Attention Deficit/Hyperactivity Disorder (ADHD/ADD)

Initial criteria

  • Patient age ≥ 6 years; AND
  • One of the following conditions is met (i OR ii OR iii OR iv OR v):
  • i. The request is for a generic product (atomoxetine, guanfacine ER, or clonidine ER); OR
  • ii. If the request is for brand name Strattera, the patient has tried generic atomoxetine AND brand Strattera is being requested due to a formulation difference in inactive ingredient(s) [e.g. dyes, fillers, preservatives] which, per the prescriber, would result in a significant allergy or serious adverse reaction; OR
  • iii. If the request is for brand name Intuniv, the patient has tried generic guanfacine ER AND brand Intuniv is being requested due to a formulation difference in inactive ingredient(s) [e.g. dyes, fillers, preservatives] which, per the prescriber, would result in a significant allergy or serious adverse reaction; OR
  • iv.
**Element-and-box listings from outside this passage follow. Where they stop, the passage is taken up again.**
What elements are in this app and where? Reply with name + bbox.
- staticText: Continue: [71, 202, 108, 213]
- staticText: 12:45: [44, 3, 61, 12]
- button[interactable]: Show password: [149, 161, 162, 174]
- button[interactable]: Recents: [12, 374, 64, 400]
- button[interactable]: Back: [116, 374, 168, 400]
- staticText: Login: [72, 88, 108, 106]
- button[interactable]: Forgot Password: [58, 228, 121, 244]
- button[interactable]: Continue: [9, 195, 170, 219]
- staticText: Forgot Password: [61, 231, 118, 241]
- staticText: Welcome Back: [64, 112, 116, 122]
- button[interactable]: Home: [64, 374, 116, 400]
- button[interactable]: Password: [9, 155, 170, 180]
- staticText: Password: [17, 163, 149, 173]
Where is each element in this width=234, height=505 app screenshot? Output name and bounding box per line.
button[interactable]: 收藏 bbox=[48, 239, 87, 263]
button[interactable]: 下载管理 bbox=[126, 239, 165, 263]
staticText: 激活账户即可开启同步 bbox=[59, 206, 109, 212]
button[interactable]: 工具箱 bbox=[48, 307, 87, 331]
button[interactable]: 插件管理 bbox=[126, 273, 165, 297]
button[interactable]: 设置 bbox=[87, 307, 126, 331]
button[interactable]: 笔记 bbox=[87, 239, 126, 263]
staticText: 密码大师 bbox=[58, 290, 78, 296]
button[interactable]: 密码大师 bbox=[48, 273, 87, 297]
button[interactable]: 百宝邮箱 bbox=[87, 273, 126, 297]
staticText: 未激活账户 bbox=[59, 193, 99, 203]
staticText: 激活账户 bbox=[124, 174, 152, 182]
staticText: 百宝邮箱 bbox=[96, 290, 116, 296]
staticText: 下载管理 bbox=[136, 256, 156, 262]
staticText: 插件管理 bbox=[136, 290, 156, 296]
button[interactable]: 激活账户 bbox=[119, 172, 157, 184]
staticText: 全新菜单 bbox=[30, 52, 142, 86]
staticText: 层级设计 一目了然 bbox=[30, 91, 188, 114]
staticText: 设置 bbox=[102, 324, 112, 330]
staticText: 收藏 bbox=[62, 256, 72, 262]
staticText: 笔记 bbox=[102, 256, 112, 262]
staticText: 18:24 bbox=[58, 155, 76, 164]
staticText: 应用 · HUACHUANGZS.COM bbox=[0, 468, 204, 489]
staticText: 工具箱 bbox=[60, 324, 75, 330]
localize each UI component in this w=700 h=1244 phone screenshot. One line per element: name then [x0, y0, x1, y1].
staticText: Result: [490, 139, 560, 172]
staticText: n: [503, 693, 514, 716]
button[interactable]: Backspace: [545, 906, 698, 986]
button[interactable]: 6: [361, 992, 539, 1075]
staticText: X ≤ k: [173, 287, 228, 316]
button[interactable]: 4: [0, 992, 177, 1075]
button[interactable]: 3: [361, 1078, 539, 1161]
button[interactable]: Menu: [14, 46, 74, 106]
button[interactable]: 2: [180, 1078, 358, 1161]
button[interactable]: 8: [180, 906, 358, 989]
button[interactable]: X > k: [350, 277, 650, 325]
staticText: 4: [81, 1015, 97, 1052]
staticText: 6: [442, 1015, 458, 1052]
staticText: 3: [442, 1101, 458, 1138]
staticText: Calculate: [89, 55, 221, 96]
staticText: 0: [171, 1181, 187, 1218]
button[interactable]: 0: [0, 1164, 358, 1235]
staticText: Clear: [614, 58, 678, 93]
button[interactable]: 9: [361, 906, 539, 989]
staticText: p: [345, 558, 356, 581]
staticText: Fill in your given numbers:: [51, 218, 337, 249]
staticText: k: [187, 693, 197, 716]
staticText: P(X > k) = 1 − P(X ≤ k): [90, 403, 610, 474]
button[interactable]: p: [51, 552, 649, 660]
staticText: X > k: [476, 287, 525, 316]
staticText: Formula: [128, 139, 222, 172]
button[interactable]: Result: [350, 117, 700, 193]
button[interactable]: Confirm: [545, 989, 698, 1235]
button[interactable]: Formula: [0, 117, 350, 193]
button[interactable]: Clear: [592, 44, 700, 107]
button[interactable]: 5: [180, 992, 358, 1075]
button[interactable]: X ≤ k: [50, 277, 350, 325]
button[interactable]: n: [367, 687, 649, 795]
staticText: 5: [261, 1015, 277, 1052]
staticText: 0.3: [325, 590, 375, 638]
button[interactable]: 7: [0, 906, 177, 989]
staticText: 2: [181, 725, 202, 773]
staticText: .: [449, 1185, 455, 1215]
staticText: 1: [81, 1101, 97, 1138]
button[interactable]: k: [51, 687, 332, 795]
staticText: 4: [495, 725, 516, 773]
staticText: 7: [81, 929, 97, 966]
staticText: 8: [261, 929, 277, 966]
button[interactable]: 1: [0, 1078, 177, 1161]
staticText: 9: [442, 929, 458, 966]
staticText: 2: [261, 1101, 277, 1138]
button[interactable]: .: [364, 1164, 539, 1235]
If the request is for brand name Kapvay, the patient has tried generic clonidine ER AND brand Kapvay is being requested due to a formulation difference in inactive ingredient(s) [e.g. dyes, fillers, preservatives] which, per the prescriber, would result in a significant allergy or serious adverse reaction; OR
  • v. If the request is for Qelbree, the patient has tried at least one generic stimulant medication (e.g. methylphenidate) AND at least one generic non-stimulant medication (e.g. atomoxetine, guanfacine ER, clonidine ER).

Reauthorization criteria

  • Response to therapy is required for continuation of therapy.